Following are the main financial products/instruments dealt in the secondary market:

  • Equity Shares:
    An equity share or ordinary share also represents the form of fractional ownership in a company.
  • Rights Issue / Rights Shares:
    The issue of new securities to existing shareholders at a ratio to those already held.
  • Bonus Shares:
    Shares issued by companies to their shareholders free of cost by capitalization of accumulated reserves from the profits earned in the earlier years.
  • Preferred Stock / Preference Shares:
    Owners of these kinds of shares are entitled to a fixed dividend or dividend calculated at a fixed rate to be paid regularly before dividend can be paid in respect of equity share.
  • Cumulative Preference Shares:
    A type of preference share on which dividend accumulates if remains unpaid.
  • Cumulative Convertible Preference Shares:
    A type of preference share wherein the dividend payable on the same accumulates, if not paid. After a specified date, these shares will be converted into equity capital of the company.
  • Security Receipts:
    Security receipt means receipt or other security issued by a securitisation company or reconstruction company to any qualified institutional buyer pursuant to a scheme, evidencing the purchase or acquisition by the holder thereof, of an undivided right, title or interest in the financial asset involved in securitisation.
  • Government Securities (G-Secs):
    These are sovereign (credit risk-free) coupon bearing instruments which are issued by the Reserve Bank of India on behalf of the government of India. These securities have a fixed coupon that is paid on specific dates on a half-yearly basis. These securities are available in wide range of maturity dates - from short-dated (less than one year) to long-dated (up to 20 years).
  • Debentures:
    Bonds issued by a company bearing a fixed rate of interest usually payable half yearly on specific dates and principal amount repayable on a particular date on redemption of the debentures. Debentures are normally secured / charged against the assets of the company in favour of the debenture holder.
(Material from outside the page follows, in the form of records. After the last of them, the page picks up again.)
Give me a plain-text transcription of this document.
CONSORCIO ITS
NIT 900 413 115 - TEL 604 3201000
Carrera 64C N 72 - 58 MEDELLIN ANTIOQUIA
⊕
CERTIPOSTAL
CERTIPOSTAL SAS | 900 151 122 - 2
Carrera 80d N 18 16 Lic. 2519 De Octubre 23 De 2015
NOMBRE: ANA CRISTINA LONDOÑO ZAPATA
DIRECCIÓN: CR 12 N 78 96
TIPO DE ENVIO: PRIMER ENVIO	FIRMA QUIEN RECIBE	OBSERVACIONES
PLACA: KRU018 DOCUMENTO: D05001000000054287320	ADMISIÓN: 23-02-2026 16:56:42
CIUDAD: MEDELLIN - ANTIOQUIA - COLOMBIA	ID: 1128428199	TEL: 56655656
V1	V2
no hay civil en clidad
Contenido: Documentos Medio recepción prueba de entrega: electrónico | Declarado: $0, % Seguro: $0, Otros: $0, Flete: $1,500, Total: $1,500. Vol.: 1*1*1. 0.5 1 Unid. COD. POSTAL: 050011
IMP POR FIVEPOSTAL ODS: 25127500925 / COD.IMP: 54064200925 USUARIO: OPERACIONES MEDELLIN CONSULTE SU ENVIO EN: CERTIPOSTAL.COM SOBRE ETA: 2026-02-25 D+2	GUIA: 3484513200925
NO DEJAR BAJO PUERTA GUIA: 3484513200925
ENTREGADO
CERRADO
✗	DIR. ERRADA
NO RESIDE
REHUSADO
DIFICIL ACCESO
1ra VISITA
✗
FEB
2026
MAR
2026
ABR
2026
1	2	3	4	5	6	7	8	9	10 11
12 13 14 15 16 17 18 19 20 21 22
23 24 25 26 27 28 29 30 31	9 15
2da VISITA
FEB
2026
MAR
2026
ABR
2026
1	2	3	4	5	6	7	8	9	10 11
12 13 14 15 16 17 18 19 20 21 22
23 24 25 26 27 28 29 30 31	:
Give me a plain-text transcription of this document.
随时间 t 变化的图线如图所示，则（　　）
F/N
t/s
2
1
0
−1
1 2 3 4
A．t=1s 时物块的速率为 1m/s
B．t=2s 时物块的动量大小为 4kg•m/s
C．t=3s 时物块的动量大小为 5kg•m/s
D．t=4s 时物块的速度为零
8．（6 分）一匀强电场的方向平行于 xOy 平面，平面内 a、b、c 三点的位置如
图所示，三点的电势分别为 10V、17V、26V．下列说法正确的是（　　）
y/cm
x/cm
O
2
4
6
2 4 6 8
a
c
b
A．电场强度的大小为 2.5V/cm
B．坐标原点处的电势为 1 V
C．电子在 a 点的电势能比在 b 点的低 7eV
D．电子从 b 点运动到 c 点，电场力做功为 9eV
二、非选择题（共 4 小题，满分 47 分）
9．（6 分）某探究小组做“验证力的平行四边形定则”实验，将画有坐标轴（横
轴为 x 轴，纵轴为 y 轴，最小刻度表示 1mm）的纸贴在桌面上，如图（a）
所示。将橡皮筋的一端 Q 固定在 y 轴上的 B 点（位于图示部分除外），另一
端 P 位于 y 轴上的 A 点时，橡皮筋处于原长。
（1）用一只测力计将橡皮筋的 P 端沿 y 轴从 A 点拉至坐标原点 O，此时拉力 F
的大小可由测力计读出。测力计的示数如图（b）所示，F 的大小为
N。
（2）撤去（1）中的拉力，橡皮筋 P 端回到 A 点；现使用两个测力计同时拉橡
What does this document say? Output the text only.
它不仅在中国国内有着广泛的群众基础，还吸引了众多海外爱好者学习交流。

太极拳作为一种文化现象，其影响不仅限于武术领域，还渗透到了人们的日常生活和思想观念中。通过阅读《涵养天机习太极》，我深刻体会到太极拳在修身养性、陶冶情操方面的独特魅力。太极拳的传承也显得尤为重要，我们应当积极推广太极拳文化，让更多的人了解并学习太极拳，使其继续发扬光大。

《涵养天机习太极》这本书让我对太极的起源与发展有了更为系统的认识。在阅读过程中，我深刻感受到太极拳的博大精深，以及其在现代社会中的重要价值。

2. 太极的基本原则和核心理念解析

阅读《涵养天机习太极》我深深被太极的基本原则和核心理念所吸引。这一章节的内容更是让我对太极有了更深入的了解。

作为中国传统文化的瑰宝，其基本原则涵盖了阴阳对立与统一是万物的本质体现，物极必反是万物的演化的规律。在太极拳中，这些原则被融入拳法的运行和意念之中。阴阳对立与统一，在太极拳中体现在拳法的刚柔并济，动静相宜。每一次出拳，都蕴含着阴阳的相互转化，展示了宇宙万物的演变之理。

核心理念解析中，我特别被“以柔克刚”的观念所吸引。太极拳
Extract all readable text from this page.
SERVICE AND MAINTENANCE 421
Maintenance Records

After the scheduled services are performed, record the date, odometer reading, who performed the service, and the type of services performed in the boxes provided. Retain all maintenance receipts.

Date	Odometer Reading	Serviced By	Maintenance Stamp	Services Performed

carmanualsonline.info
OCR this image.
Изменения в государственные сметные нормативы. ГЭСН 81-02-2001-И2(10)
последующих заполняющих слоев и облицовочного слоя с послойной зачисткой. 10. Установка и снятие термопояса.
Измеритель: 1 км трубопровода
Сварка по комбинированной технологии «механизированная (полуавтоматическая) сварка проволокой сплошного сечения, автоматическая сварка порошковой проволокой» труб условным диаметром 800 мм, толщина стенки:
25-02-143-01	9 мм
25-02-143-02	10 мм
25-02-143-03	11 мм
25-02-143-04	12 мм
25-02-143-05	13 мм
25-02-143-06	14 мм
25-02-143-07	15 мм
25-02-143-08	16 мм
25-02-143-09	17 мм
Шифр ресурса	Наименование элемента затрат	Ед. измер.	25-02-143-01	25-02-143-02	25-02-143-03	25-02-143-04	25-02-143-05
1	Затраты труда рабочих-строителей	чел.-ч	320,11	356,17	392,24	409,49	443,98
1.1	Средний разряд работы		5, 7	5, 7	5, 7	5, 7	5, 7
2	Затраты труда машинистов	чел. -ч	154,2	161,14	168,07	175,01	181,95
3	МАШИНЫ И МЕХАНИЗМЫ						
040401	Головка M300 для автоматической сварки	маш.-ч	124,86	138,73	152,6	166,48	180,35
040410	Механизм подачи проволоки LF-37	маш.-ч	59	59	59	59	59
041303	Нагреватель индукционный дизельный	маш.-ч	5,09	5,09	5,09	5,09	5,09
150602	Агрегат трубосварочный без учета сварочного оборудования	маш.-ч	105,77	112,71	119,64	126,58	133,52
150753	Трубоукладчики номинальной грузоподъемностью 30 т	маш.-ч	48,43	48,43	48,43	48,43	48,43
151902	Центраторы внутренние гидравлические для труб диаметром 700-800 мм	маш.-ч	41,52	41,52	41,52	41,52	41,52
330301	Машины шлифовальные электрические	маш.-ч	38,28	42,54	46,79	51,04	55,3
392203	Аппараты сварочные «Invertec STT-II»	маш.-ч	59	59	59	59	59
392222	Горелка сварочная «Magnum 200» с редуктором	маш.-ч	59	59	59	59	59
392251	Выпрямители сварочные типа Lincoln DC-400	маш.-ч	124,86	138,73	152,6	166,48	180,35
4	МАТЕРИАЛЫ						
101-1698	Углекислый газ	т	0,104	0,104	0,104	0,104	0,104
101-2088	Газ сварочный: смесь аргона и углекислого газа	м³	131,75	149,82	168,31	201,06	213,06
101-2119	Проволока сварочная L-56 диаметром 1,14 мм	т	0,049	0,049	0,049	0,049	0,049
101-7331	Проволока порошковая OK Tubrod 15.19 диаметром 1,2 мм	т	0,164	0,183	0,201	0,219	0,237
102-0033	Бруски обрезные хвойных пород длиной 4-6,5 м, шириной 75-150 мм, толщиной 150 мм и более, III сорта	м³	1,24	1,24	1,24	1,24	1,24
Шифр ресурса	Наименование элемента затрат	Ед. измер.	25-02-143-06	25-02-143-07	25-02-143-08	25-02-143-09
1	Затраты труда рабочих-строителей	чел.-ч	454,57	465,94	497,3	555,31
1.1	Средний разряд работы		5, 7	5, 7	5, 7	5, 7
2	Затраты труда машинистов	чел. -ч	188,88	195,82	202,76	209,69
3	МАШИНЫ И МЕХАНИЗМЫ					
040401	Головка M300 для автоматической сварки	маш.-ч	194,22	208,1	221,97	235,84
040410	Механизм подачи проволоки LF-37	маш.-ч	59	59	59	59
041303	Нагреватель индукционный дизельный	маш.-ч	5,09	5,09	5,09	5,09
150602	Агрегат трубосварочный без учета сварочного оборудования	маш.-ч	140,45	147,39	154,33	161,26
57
  • Bond: A debt security is generally issued by a company, municipality or government agency. A bond investor lends money to the issuer and in exchange the issuer promises to repay the loan amount on a specified maturity date. The issuer usually pays the bond holder periodic interest payments over the life of the loan. The various types of bonds are as follows:
    1. Zero Coupon Bond:
      Bond issued at a discount and repaid at a face value. No periodic interest is paid. The difference between the issue price and redemption price represents the return to the holder. The buyer of these bonds receives only one payment on the maturity of the bond.
    2. Convertible Bond:
      A bond giving the investor the option to convert the bond into equity at a fixed conversion price.
    3. Commercial Paper:
      A short-term promise to repay a fixed amount that is placed in the market either directly or through a specialised intermediary. Commercial paper is a money market instrument issued normally for a tenure of 7 days to one year.
    4. Treasury Bills:
      Short-term (up to 364 days) bearer discount security issued by the government as a means of financing its cash requirements.

However, even though all the above instruments are dealt in the secondary market, we shall mainly focus on equity shares in this course.